A new study suggests that cholesterol and blood sugar levels at age 35 help predict Alzheimer’s disease. Researchers have recently examined the link between cardiovascular measures and Alzheimer’s disease. They found that low high-density lipoprotein (HDL, or “good”) cholesterol, high triglycerides, and high blood sugar were associated with an increased risk of Alzheimer’s after the age of 35. The authors conclude that early intervention aimed at maintaining healthy levels of HDL, triglycerides and glucose may reduce the risk of Alzheimer’s disease.
Studies show that if exposure to vascular risk from age 55 predicts Alzheimer’s disease, it is not known whether or not this association exists in younger people. Knowing how early this association is could help researchers better understand AD as a life-course disease. Recently, researchers at Boston University examined the relationship between Alzheimer’s disease and vascular measurements using longitudinal data. They found that low HDL-cholesterol, high triglycerides, and high blood sugar from age 35 were associated with AD later in life.
The study was published in the journal Alzheimer’s and Dementia.
High cholesterol is a risk factor for heart disease and other health problems. But now it also appears to be a risk factor for dementia.
The best evidence that the brain stays healthy as you age is a balanced diet, not smoking, drinking within recommendations, regular exercise, and keeping your blood pressure and cholesterol under control.
For the study, researchers included data from 4,932 people who were part of the Framingham Heart Study. Participants had an average age of 37 years at enrollment and underwent nine screenings every 4 years until age 70.
In each study, the researchers measured the following parameters in the participants:
– HDL cholesterol and low-density lipoproteins (LDL or “good” cholesterol)
– the level of glucose in the blood
– Body Mass Index (BMI)
– systolic and diastolic blood pressure
– the number of cigarettes smoked per day
Beginning with the second exam, participants also underwent cognitive assessments to track the progression of cognitive decline. After analyzing the data, the researchers found an inverse relationship between AD and HDL measured during the first, second, sixth, and seventh visits. The study also links AD to higher triglyceride levels at the first, second, fifth, sixth, and seventh visits, regardless of medication.
At the same time, hyperglycemia is significantly associated with the development of AD on any examination. The researchers found no association between AD and LDL, BMI, smoking, or blood pressure on any test.

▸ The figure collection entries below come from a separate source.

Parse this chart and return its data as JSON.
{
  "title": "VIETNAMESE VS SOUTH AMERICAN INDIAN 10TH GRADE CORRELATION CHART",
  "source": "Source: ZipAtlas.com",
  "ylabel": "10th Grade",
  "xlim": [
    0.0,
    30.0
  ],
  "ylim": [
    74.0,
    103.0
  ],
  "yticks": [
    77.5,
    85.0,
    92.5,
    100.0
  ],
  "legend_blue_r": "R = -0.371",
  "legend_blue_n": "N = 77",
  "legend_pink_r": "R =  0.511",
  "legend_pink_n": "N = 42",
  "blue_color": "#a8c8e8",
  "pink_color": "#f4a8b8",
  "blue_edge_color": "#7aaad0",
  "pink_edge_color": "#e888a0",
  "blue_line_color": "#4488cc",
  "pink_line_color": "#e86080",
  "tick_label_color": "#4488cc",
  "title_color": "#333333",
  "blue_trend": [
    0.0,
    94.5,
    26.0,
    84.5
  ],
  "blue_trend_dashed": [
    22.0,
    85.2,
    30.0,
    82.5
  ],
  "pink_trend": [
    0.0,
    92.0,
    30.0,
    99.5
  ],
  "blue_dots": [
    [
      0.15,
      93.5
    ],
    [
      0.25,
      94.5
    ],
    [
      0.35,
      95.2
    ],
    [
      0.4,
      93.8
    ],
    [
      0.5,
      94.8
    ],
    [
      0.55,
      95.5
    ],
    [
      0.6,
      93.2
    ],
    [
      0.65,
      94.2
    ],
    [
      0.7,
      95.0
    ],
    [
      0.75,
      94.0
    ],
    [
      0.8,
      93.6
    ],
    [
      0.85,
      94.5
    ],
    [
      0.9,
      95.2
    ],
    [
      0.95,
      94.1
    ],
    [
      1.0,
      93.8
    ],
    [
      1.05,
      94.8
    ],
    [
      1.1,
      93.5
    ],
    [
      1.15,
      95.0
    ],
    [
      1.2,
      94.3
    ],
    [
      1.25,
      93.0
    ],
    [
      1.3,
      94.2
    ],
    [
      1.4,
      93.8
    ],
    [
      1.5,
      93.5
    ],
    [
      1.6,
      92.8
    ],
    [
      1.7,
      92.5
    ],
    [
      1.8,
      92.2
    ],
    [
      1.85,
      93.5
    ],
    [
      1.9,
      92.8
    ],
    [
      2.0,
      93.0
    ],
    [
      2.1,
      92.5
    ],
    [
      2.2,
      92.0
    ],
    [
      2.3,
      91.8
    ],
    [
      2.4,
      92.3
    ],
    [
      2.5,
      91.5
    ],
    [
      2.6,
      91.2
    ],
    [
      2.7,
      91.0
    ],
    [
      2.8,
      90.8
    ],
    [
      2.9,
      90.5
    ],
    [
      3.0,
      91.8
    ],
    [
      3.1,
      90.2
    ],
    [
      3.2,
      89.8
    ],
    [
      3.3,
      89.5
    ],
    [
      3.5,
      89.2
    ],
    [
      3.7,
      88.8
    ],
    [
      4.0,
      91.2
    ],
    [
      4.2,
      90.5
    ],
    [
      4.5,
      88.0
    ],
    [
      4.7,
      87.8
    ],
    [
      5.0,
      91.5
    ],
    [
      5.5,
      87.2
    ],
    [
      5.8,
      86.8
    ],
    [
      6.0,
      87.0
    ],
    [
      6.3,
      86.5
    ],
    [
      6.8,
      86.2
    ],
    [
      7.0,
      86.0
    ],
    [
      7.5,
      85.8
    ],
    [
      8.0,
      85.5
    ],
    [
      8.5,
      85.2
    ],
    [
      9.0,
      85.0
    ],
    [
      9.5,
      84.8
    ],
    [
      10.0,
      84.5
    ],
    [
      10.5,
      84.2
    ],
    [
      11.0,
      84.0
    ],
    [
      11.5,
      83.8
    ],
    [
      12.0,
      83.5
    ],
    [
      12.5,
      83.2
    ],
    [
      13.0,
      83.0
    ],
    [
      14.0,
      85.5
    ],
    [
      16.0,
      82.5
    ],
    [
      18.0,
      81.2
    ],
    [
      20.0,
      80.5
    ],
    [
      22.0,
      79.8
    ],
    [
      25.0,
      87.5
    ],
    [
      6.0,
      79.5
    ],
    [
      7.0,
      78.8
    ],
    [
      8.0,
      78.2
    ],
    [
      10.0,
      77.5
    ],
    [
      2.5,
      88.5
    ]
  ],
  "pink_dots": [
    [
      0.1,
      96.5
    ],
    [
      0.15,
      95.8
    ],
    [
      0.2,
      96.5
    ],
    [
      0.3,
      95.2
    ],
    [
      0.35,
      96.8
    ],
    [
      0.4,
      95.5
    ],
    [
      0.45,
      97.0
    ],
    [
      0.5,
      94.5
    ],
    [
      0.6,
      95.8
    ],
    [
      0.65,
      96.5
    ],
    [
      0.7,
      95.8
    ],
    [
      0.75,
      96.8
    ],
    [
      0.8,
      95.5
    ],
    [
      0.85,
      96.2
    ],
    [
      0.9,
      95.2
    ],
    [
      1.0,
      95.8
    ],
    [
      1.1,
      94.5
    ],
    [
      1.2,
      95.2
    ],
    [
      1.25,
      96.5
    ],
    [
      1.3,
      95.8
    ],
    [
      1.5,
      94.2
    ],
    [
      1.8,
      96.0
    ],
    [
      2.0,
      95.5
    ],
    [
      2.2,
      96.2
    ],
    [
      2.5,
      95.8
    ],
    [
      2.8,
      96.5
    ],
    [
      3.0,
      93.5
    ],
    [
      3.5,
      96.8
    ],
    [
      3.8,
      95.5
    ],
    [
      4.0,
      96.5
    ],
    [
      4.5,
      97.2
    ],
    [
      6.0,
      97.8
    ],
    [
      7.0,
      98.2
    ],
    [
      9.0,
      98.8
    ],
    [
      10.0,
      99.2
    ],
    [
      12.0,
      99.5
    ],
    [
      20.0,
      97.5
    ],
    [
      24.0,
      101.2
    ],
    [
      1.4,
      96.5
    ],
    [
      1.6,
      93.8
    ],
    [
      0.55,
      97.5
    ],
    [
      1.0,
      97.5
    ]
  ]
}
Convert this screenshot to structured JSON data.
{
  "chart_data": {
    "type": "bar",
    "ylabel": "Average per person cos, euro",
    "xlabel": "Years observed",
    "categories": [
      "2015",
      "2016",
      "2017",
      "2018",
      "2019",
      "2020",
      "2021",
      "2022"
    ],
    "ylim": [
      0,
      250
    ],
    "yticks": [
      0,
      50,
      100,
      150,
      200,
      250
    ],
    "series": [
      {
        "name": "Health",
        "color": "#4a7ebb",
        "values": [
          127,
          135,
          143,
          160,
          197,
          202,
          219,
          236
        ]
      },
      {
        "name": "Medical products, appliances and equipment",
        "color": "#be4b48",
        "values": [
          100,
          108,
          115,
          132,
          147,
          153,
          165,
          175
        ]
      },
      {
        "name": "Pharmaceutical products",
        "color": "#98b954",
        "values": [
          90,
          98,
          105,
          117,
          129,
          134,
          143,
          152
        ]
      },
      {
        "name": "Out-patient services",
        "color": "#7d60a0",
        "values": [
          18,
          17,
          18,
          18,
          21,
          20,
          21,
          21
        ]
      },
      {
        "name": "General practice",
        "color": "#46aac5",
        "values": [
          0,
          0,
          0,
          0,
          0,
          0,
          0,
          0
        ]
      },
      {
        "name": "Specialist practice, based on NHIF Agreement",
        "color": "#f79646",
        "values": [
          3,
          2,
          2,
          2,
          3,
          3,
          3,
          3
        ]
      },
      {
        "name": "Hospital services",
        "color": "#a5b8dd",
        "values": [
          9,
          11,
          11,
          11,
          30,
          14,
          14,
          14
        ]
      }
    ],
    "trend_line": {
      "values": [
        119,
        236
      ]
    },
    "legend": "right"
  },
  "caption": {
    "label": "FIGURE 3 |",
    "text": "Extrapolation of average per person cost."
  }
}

The brain is full of cholesterol and needs cholesterol to grow and produce nerve cells. The balance and transport of cholesterol in the brain are carefully controlled, and lipids are very important for brain function. The most important of the lipid-related proteins in the brain is ApoE, a protein that transports lipids within the brain and elsewhere. Some HDL particles contain apoE (apoE-rich HDL), and this type of apoE-rich HDL is most concentrated in the brain. The quality and quantity of apoE-rich HDL may partially explain the association between Alzheimer’s disease and HDL.
HDL could increase transport and thus reduce the accumulation of amyloid beta plaques, which are protein aggregates characteristic of Alzheimer’s disease.
When asked about the link between AD and glucose levels, the lead researcher said higher blood sugar levels were associated with higher brain glucose concentrations and heavier plaques in AD brains. “We know that the brain relies on glucose for energy, but excess glucose in the brain can undergo chemical reactions that make it harmful and cause inflammation. When glucose levels are elevated for a long time, chronic neuroinflammation can result. »
Another problem with high blood sugar is that it stimulates the release of insulin to lower glucose, which can cause wild swings in sugar levels in the brain, which is very bad for nerve cells. The researchers conclude that early intervention aimed at maintaining healthy levels of HDL, triglycerides and glucose may reduce the risk of Alzheimer’s disease.
Conclusions of the study on protection against Alzheimer’s
Eating less sugar and processed foods and exercising regularly is good for all organs, especially the brain and heart. Checking blood sugar and lipid profiles and monitoring HDL are excellent preventive measures. At the moment we don’t have any drugs that can increase HDL without causing many side effects and if the HDL is not of good quality then increasing it is useless. Right now, the best way to support HDL levels is through exercise and physical activity.
Midlife lipid and glucose levels are associated with Alzheimer’s disease
Associations between increased risk of coronary artery disease in midlife (but not late in life) and lower cognitive performance: results from the Framingham Offspring Study
* Presse Santé strives to convey health knowledge in a language accessible to all. In NO CASE can the information given replace the advice of a doctor.